Member of the Maine House of Representatives for the 151st District
- In office December 2010 – December 2012
- Preceded by: Walter Wheeler
- Succeeded by: Deane Rykerson

Personal details
- Party: Democratic
- Spouse: Debbie Beliveau
- Education: Colby College Stanford University
- Profession: History teacher
- Website: Official Website

= Devin Beliveau =

American politician

Devin Beliveau is an American politician and schoolteacher from Maine. In 2010, he was elected to the Maine House of Representatives from District 151 when he defeated Republican John Carson and unenrolled Gary Beers, replacing Walter Wheeler, who was unable to run again due to term-limits. He was a history teacher at Thornton Academy. In 2009, Beliveau was appointed the Board of Trustees of the Maine Community College System by Governor John Baldacci. In 2012, Beliveau did not seek re-election.
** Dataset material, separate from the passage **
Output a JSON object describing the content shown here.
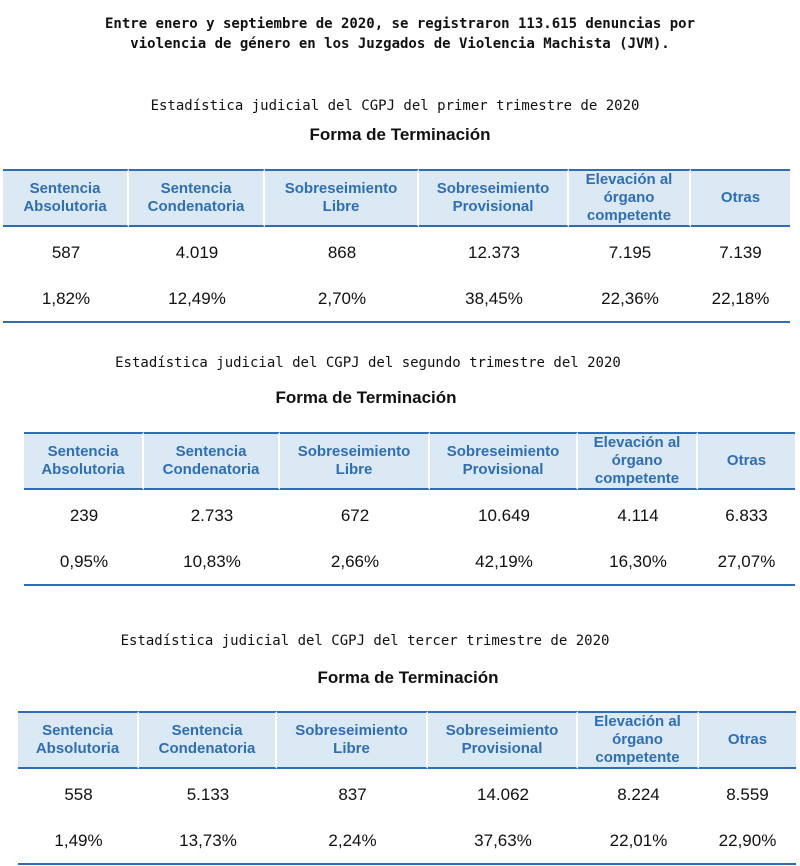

Devin is currently a high school teacher at Samueli Academy, located in Santa Ana, California.

==Personal==
Beliveau, a fourth generation Mainer, attended Hall-Dale High School in Farmingdale and Colby College in Waterville. He spent a year after graduating from Colby as an AmeriCorps volunteer with the I Have a Dream Foundation. His then began working in public schools in Massachusetts and California, where he earned a master's in education from Stanford University.